The constructs to express circular xylanase (BBa_K1362022), circular xylanase with His6-tag (BBa_K1362023) and non-circular xylanase with His6-tag (with a Cys->Gly mutation in the C-extein) are based on the NpuDnaE intein RFC[i circularization construct]. For BBa_K1362022, the coding sequence of xylanase without start codon, export signal and stop codon was amplified from B.subtilis by PCR. Overhangs containing RFC[i] E standard overhang, BsaI sites, the coding sequences of the exteins CWE (forward) and RGK, the RFC[i] B standard overhang, BsaI (reverse) were added by primer overhangs. The PCR product was purified and it was inserted into the NpuDnaE intein RFC[i circularization construct] by Golden Gate assembly.
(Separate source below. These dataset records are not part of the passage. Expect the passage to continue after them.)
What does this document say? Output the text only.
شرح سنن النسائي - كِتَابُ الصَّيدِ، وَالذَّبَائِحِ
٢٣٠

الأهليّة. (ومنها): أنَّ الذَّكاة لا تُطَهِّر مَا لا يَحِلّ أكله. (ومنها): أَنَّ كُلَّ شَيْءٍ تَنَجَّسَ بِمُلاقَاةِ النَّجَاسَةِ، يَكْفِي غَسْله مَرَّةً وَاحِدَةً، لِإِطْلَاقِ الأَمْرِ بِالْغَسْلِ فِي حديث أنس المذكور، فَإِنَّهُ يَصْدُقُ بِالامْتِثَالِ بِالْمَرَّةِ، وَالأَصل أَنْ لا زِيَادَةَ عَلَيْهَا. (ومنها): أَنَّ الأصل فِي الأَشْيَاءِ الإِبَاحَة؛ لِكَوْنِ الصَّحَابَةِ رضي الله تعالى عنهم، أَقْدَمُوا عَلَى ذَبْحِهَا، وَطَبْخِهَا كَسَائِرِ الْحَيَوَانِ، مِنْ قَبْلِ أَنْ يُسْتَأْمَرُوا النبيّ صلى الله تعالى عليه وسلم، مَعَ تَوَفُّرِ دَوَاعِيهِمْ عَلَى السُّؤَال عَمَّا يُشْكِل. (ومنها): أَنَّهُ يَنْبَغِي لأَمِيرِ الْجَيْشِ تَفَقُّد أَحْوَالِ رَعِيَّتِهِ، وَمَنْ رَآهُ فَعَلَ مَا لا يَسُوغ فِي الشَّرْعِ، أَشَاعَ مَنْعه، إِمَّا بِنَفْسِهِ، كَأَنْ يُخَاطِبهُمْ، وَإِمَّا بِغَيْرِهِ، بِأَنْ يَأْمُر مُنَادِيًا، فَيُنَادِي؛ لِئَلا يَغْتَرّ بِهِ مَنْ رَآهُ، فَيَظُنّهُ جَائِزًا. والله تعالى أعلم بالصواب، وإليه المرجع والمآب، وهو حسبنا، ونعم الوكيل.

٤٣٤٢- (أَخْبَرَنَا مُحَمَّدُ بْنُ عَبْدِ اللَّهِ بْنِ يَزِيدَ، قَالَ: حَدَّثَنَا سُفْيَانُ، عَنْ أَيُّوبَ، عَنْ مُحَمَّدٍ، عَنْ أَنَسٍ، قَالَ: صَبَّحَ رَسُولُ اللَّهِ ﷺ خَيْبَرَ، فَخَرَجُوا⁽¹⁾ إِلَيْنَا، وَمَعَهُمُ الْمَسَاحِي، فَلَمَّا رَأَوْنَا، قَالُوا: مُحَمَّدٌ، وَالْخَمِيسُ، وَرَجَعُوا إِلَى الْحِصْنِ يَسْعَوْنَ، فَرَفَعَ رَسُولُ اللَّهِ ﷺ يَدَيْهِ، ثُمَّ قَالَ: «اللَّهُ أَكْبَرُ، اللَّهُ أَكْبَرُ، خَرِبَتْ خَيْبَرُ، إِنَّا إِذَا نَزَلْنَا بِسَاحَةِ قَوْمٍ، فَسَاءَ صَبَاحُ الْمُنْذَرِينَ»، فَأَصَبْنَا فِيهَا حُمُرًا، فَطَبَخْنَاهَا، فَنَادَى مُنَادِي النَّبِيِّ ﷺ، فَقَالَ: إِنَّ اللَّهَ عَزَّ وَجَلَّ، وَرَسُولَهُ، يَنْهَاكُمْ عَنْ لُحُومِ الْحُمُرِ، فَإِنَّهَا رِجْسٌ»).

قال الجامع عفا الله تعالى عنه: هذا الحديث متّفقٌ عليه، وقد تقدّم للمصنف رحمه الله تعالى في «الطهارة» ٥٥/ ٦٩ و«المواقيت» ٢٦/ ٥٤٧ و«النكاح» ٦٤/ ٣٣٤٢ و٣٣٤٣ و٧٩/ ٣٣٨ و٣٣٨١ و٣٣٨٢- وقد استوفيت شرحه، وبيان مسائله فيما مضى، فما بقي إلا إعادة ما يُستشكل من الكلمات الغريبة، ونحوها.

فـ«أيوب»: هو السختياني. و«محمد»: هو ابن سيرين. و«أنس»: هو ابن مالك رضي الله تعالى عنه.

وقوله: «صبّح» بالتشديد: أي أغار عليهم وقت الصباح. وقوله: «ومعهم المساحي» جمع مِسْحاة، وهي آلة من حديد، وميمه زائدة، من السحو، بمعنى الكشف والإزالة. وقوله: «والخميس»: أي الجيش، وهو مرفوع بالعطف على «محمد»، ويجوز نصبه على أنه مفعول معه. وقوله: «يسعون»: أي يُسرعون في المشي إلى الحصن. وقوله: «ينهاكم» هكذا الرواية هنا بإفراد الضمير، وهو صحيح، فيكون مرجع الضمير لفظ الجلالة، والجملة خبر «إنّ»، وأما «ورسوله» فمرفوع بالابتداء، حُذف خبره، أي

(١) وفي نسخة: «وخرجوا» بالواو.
BBa_K1362023 and the construct to express non-circular xylanase with His6-tag (with a Cys->Gly mutation in the C-extein) were cloned in the same way, except for the additional His6-tags in the primer overhangs.
Xylanase Assay
To test if circularization increases heat stability of B.subtilis xylanase we determined xylanase activity after 30min incubation at different temperatures using the EnzChek® Ultra Xylanase Assay Kit. This kit includes a fluorescently labelled hemicellulose substrate. Xylanase-mediated hydrolysis of the substrate results in the unquenching of the attached fluorescent dyes and thus increased fluorescence. Fluorescence intensity over time was measured using the Tecan Infinite M200 reader and xylanase from Thermomyces lanuginosus was used as an initial positive control. Data were analyzed and visualized using a python script similar to the one for the lysozyme assay.
Results
1) Expression of linear and circular Xylanase
To generate a circular, heat-stable xylanase we chose to follow two strategies and circularize not only the native form but also a His6-tagged xylanase. His-tagged xylanase can be easily purified and thus, xylanase activity can be determined more reliably and without interfering molecules that are otherwise present in the lysate. On the other hand, the His-tag might influence thermostability and xylanase activity. Therefore we also included the unmodified xylanase and measured activity directly in bacterial lysate similar to the lysozyme assay.
For circularization we used the split NpuDnaE intein and performed cloning using our new RFC[i] standard procedure.